Тем не менее критика его остается абстрактной, так как определение политического «таланта» он вынужден давать независимо от конкретных организационных условий. И тогда он объясняет, что есть люди, которым «позволительно […] возложить руку на спицы колеса истории», и вопрос лишь в том, дойдет ли до них ход в процессе функционирования политической системы. Вебер в данном случае, рисуя психологический портрет идеального политика, говорит и о себе самом: увлеченный, разумный, чуждый тщеславия. При этом «разумный» в данном контексте означает лишь, что политик служит делу, а не стремится к власти как таковой — «какая–либо вера должна быть всегда». Чего Вебер совершенно не приемлет, так это «нерыцарское поведение» в политике, нежелание понять другое мнение, припоминание чужих ошибок. Политика–это дело чести, и после войны недостойно поднимать вопрос о том, кто ее начал, ибо «сама структура общества породила войну». Как социолог Вебер в своей теории утверждает, что любое социальное действие имеет причины, восходящие к конкретному индивиду, а как представитель побежденной нации он апеллирует к обществу! Так что же — коснулись политики колеса истории или нет? Получается, успехи они могут относить на свой счет, а провалы — оправдывать действием анонимных сил?

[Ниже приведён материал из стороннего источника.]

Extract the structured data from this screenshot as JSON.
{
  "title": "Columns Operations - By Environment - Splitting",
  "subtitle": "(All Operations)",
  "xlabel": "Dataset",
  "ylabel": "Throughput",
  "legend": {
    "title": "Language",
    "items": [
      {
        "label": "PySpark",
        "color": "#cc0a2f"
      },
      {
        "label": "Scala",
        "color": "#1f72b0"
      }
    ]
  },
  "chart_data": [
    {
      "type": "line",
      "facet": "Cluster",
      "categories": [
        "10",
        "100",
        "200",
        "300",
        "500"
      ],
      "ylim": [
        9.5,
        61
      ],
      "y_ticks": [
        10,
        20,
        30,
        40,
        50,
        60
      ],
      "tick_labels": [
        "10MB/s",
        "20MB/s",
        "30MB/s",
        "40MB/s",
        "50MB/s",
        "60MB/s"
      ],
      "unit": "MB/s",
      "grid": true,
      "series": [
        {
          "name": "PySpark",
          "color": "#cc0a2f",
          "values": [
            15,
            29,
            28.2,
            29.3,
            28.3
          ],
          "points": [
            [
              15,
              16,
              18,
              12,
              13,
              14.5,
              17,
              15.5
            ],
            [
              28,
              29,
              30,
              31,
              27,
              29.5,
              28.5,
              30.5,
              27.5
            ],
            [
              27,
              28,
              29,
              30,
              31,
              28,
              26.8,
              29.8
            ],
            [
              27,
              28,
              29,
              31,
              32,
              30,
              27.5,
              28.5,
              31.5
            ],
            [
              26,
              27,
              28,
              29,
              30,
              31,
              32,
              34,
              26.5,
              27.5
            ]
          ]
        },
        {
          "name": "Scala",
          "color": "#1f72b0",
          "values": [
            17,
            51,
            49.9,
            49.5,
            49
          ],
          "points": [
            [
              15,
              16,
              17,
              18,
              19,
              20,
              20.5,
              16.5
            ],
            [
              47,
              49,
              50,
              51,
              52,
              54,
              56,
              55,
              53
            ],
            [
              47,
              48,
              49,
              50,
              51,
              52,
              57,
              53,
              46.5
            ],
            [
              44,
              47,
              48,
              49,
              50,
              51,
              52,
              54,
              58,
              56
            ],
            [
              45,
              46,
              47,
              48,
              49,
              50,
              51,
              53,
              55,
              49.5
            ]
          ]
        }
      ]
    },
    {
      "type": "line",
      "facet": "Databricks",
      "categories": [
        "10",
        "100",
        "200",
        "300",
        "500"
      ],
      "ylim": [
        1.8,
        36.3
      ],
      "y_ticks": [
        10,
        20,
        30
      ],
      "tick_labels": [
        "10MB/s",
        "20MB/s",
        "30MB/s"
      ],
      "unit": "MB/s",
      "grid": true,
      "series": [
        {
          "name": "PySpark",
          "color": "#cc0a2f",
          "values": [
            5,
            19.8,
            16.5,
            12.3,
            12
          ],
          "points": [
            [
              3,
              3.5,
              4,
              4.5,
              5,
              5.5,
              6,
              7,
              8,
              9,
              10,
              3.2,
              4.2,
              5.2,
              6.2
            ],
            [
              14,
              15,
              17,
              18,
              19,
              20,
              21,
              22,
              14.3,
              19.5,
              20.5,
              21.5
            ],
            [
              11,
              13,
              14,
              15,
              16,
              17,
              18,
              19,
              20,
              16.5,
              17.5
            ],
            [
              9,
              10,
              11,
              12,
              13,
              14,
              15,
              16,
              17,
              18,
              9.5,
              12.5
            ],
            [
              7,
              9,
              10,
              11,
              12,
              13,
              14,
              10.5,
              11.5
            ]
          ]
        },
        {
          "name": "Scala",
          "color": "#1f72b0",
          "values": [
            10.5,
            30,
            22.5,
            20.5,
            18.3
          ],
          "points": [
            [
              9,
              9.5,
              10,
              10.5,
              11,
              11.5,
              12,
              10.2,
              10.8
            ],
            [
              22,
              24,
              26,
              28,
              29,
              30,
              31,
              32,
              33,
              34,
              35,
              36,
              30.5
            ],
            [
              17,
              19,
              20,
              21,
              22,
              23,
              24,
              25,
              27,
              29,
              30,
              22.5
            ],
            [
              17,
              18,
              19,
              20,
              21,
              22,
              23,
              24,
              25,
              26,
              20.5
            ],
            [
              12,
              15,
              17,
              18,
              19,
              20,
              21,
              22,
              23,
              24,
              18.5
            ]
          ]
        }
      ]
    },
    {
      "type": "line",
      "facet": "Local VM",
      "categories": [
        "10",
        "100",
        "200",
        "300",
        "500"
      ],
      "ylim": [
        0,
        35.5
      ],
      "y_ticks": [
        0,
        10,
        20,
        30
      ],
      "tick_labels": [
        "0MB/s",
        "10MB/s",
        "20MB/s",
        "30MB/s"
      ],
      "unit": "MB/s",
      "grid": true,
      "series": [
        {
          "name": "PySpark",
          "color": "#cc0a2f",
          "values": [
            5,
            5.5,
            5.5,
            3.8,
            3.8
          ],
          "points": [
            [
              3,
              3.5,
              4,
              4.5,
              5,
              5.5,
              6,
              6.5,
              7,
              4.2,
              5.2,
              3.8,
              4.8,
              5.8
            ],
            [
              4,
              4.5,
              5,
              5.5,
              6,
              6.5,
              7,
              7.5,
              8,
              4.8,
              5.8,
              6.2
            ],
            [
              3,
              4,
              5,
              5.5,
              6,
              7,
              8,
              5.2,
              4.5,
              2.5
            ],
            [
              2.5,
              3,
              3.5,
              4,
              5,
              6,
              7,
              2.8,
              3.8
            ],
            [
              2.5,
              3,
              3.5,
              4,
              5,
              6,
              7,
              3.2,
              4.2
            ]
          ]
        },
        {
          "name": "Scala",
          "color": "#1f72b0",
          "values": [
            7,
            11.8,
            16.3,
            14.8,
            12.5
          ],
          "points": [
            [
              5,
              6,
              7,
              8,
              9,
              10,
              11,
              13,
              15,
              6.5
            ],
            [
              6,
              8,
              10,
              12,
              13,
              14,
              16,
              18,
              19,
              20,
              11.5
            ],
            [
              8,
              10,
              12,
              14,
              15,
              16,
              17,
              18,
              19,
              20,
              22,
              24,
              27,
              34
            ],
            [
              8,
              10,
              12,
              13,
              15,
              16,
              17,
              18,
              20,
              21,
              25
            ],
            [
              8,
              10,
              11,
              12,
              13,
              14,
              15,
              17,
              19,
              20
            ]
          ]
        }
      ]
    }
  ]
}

Недовольство Вебера неудавшейся революцией 1918 года в итоге сводится к критике политиков за их аполитичность, проявляющуюся в поиске виноватых и наивной вере в то, что политик может сделать критерием оценки своих действий истину и при этом отказаться от насилия. Если трезво смотреть на вещи, то Вебер, конечно, прав, несмотря на то что сторонников «этики убеждений», мыслящих в категориях вины, он обнаруживает только в левом лагере. Скоро начнутся совершенно иные преследования «козлов отпущения». Однако та этика рыцарского благородства, которую Вебер предлагает взамен, в свою очередь, очень наивна. Война унесла миллионы жизней, а Вебер предлагает, чтобы стороны конфликта, покончив с главным немецким военным диктатором, 1‑м генерал–квартирмейстером штаба Эрихом Людендорфом, стряхнули пыль с одежды и перешли к повестке будущего дня, понимая, что взаимные обвинения — не мужское дело, раз уж в политике замешаны дьявольские силы. Какова была вероятность того, что они поступят именно так? Политик, завершает Вебер свою речь, должен быть героем. Когда сегодня мы оглядываемся на историю XX века, у нас невольно закрадываются сомнения в истинности этих слов.